Subséquemment à sa démonstration surprenante, bien que commune, il s'agenouilla un instant. Il cherchait à normaliser sa respiration. Les étudiants, dont la nonchalance n'avait d'égal que la droiture de leur enseignant, en profitaient pour lire le contenu du rouleau.
Article 147 : Invocation de Spectres Dévastateurs
1. Interdiction générale
Il est strictement interdit, pour toute personne dotée de capacités thaumaturgiques, d'invoquer ou de tenter d'invoquer un marionnettiste de l'âme ou un dévoreur de l'esprit.
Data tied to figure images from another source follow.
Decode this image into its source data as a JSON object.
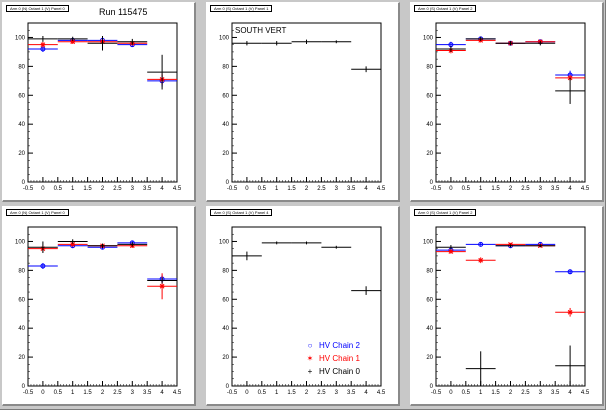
{
  "canvas_title": "Run 115475",
  "colors": {
    "chain2": "#0000ff",
    "chain1": "#ff0000",
    "chain0": "#000000"
  },
  "legend": [
    {
      "label": "HV Chain 2",
      "marker": "○",
      "color": "#0000ff"
    },
    {
      "label": "HV Chain 1",
      "marker": "✶",
      "color": "#ff0000"
    },
    {
      "label": "HV Chain 0",
      "marker": "+",
      "color": "#000000"
    }
  ],
  "chart_data": [
    {
      "type": "scatter",
      "title": "Arm 0 (N) Octant 1 (V) Panel 0",
      "xlim": [
        -0.5,
        4.5
      ],
      "ylim": [
        0,
        110
      ],
      "xticks": [
        "-0.5",
        "0",
        "0.5",
        "1",
        "1.5",
        "2",
        "2.5",
        "3",
        "3.5",
        "4",
        "4.5"
      ],
      "yticks": [
        "0",
        "20",
        "40",
        "60",
        "80",
        "100"
      ],
      "series": [
        {
          "name": "HV Chain 2",
          "points": [
            [
              0,
              92,
              2
            ],
            [
              1,
              98,
              1.5
            ],
            [
              2,
              98,
              1.5
            ],
            [
              3,
              95,
              1.5
            ],
            [
              4,
              70,
              4
            ]
          ]
        },
        {
          "name": "HV Chain 1",
          "points": [
            [
              0,
              95,
              2
            ],
            [
              1,
              97,
              1.5
            ],
            [
              2,
              97,
              1.5
            ],
            [
              3,
              96,
              1.5
            ],
            [
              4,
              71,
              4
            ]
          ]
        },
        {
          "name": "HV Chain 0",
          "points": [
            [
              0,
              99,
              2
            ],
            [
              1,
              99,
              1.5
            ],
            [
              2,
              96,
              5
            ],
            [
              3,
              97,
              2
            ],
            [
              4,
              76,
              12
            ]
          ]
        }
      ]
    },
    {
      "type": "scatter",
      "title": "Arm 0 (S) Octant 1 (V) Panel 1",
      "label": "SOUTH VERT",
      "xlim": [
        -0.5,
        4.5
      ],
      "ylim": [
        0,
        110
      ],
      "xticks": [
        "-0.5",
        "0",
        "0.5",
        "1",
        "1.5",
        "2",
        "2.5",
        "3",
        "3.5",
        "4",
        "4.5"
      ],
      "yticks": [
        "0",
        "20",
        "40",
        "60",
        "80",
        "100"
      ],
      "series": [
        {
          "name": "HV Chain 0",
          "points": [
            [
              0,
              96,
              1.5
            ],
            [
              1,
              96,
              1.5
            ],
            [
              2,
              97,
              1.5
            ],
            [
              3,
              97,
              1
            ],
            [
              4,
              78,
              2
            ]
          ]
        }
      ]
    },
    {
      "type": "scatter",
      "title": "Arm 0 (S) Octant 1 (V) Panel 2",
      "xlim": [
        -0.5,
        4.5
      ],
      "ylim": [
        0,
        110
      ],
      "xticks": [
        "-0.5",
        "0",
        "0.5",
        "1",
        "1.5",
        "2",
        "2.5",
        "3",
        "3.5",
        "4",
        "4.5"
      ],
      "yticks": [
        "0",
        "20",
        "40",
        "60",
        "80",
        "100"
      ],
      "series": [
        {
          "name": "HV Chain 2",
          "points": [
            [
              0,
              95,
              2
            ],
            [
              1,
              99,
              1.5
            ],
            [
              2,
              96,
              1.5
            ],
            [
              3,
              97,
              1.5
            ],
            [
              4,
              74,
              3
            ]
          ]
        },
        {
          "name": "HV Chain 1",
          "points": [
            [
              0,
              91,
              2
            ],
            [
              1,
              98,
              1.5
            ],
            [
              2,
              96,
              1.5
            ],
            [
              3,
              97,
              1.5
            ],
            [
              4,
              72,
              2
            ]
          ]
        },
        {
          "name": "HV Chain 0",
          "points": [
            [
              0,
              92,
              2
            ],
            [
              1,
              99,
              1.5
            ],
            [
              2,
              96,
              1.5
            ],
            [
              3,
              96,
              1.5
            ],
            [
              4,
              63,
              9
            ]
          ]
        }
      ]
    },
    {
      "type": "scatter",
      "title": "Arm 0 (N) Octant 1 (V) Panel 0",
      "xlim": [
        -0.5,
        4.5
      ],
      "ylim": [
        0,
        110
      ],
      "xticks": [
        "-0.5",
        "0",
        "0.5",
        "1",
        "1.5",
        "2",
        "2.5",
        "3",
        "3.5",
        "4",
        "4.5"
      ],
      "yticks": [
        "0",
        "20",
        "40",
        "60",
        "80",
        "100"
      ],
      "series": [
        {
          "name": "HV Chain 2",
          "points": [
            [
              0,
              83,
              2
            ],
            [
              1,
              97,
              1.5
            ],
            [
              2,
              96,
              1.5
            ],
            [
              3,
              99,
              1.5
            ],
            [
              4,
              74,
              3
            ]
          ]
        },
        {
          "name": "HV Chain 1",
          "points": [
            [
              0,
              95,
              2
            ],
            [
              1,
              98,
              1.5
            ],
            [
              2,
              97,
              1.5
            ],
            [
              3,
              97,
              1.5
            ],
            [
              4,
              69,
              9
            ]
          ]
        },
        {
          "name": "HV Chain 0",
          "points": [
            [
              0,
              96,
              4
            ],
            [
              1,
              100,
              1.5
            ],
            [
              2,
              97,
              1.5
            ],
            [
              3,
              98,
              1.5
            ],
            [
              4,
              73,
              2
            ]
          ]
        }
      ]
    },
    {
      "type": "scatter",
      "title": "Arm 0 (S) Octant 1 (V) Panel 4",
      "xlim": [
        -0.5,
        4.5
      ],
      "ylim": [
        0,
        110
      ],
      "xticks": [
        "-0.5",
        "0",
        "0.5",
        "1",
        "1.5",
        "2",
        "2.5",
        "3",
        "3.5",
        "4",
        "4.5"
      ],
      "yticks": [
        "0",
        "20",
        "40",
        "60",
        "80",
        "100"
      ],
      "series": [
        {
          "name": "HV Chain 0",
          "points": [
            [
              0,
              90,
              3
            ],
            [
              1,
              99,
              1
            ],
            [
              2,
              99,
              1
            ],
            [
              3,
              96,
              1
            ],
            [
              4,
              66,
              3
            ]
          ]
        }
      ]
    },
    {
      "type": "scatter",
      "title": "Arm 0 (S) Octant 1 (V) Panel 2",
      "xlim": [
        -0.5,
        4.5
      ],
      "ylim": [
        0,
        110
      ],
      "xticks": [
        "-0.5",
        "0",
        "0.5",
        "1",
        "1.5",
        "2",
        "2.5",
        "3",
        "3.5",
        "4",
        "4.5"
      ],
      "yticks": [
        "0",
        "20",
        "40",
        "60",
        "80",
        "100"
      ],
      "series": [
        {
          "name": "HV Chain 2",
          "points": [
            [
              0,
              94,
              1.5
            ],
            [
              1,
              98,
              1
            ],
            [
              2,
              97,
              1
            ],
            [
              3,
              98,
              1
            ],
            [
              4,
              79,
              1.5
            ]
          ]
        },
        {
          "name": "HV Chain 1",
          "points": [
            [
              0,
              93,
              1.5
            ],
            [
              1,
              87,
              2
            ],
            [
              2,
              98,
              1
            ],
            [
              3,
              97,
              1
            ],
            [
              4,
              51,
              3
            ]
          ]
        },
        {
          "name": "HV Chain 0",
          "points": [
            [
              0,
              96,
              1.5
            ],
            [
              1,
              12,
              12
            ],
            [
              2,
              97,
              1
            ],
            [
              3,
              97,
              1
            ],
            [
              4,
              14,
              14
            ]
          ]
        }
      ]
    }
  ]
}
Ces entités spectrales, classifiées comme les plus dangereuses parmi les spectres connus, présentent un risque extrême pour l'intégrité mentale, émotionnelle et physique des individus, ainsi que pour la sécurité publique.
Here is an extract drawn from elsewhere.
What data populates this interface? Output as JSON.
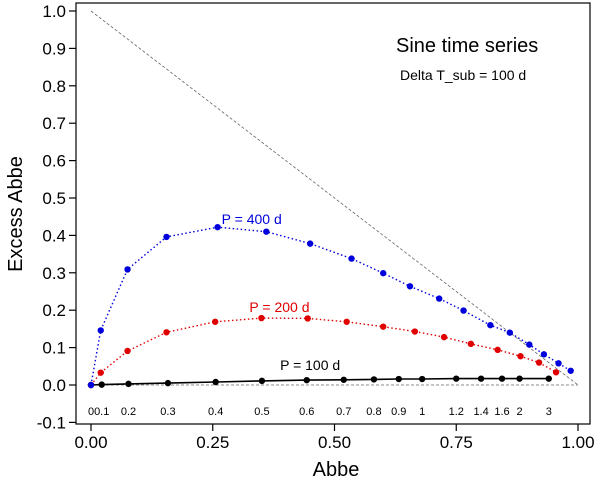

2. Considérations éthiques
Les marionnettistes de l'âme, capables de manipuler les âmes et de contrôler les corps de leurs victimes, ainsi que les dévoreurs de l'esprit, qui provoquent des dégâts cérébraux irréversibles, sont réputés pour leur cruauté et leur pouvoir destructeur. Convoquer de telles entités va à l'encontre des principes fondamentaux de la magie éthique, qui exige que tout usage de pouvoirs surnaturels soit orienté vers le bien-être et la protection de la vie.
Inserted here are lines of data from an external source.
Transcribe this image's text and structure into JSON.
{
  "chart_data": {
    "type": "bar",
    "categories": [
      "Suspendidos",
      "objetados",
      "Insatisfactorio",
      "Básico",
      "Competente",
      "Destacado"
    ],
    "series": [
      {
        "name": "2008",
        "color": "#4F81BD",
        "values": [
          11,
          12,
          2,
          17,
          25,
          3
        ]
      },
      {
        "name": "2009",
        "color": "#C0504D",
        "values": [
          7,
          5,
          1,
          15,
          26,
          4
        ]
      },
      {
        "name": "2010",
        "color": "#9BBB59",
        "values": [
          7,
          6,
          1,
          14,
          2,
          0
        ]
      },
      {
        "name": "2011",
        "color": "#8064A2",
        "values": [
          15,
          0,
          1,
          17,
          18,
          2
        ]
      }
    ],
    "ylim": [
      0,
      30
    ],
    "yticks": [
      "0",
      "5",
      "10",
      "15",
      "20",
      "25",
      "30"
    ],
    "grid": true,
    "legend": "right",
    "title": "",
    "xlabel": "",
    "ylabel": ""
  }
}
3. Pénalités pour infraction volontaire
Toute invocation volontaire d'un marionnettiste de l'âme ou d'un dévoreur de l'esprit constitue un acte criminel de haute gravité. Les forces de l'ordre sont autorisées à procéder à l'arrestation immédiate de l'individu responsable. En cas de culpabilité, l'accusé sera passible d'une amende de 150.000 bors, correspondant à dix années du salaire minimum, ainsi que d'une peine de cinq ans d'emprisonnement.
4. Cas aggravés
Si l'invocation entraîne des dommages corporels ou mentaux graves à autrui, ou s'il est prouvé que l'acte a été commis dans le but de causer délibérément du tort, la peine peut être augmentée jusqu'à dix ans d'emprisonnement, assortie d'une amende pouvant atteindre 300.000 bors.
5. Défense et recours
Toute personne accusée en vertu de cet article a droit à une défense équitable devant un tribunal. Les circonstances atténuantes, telles qu'une invocation involontaire ou sous la contrainte, pourront être prises en compte pour la réduction de la peine.
Pendant le déchiffrage laxiste par la meute de babouins d'une des lois les plus cruciales de notre société, j'abordai Iris en vue de lui susurrer :
— Regarde, ma douce, l'ampleur de ce que tu aurais pu libérer ; c’est pour cela que je te conjure de rester vigilante.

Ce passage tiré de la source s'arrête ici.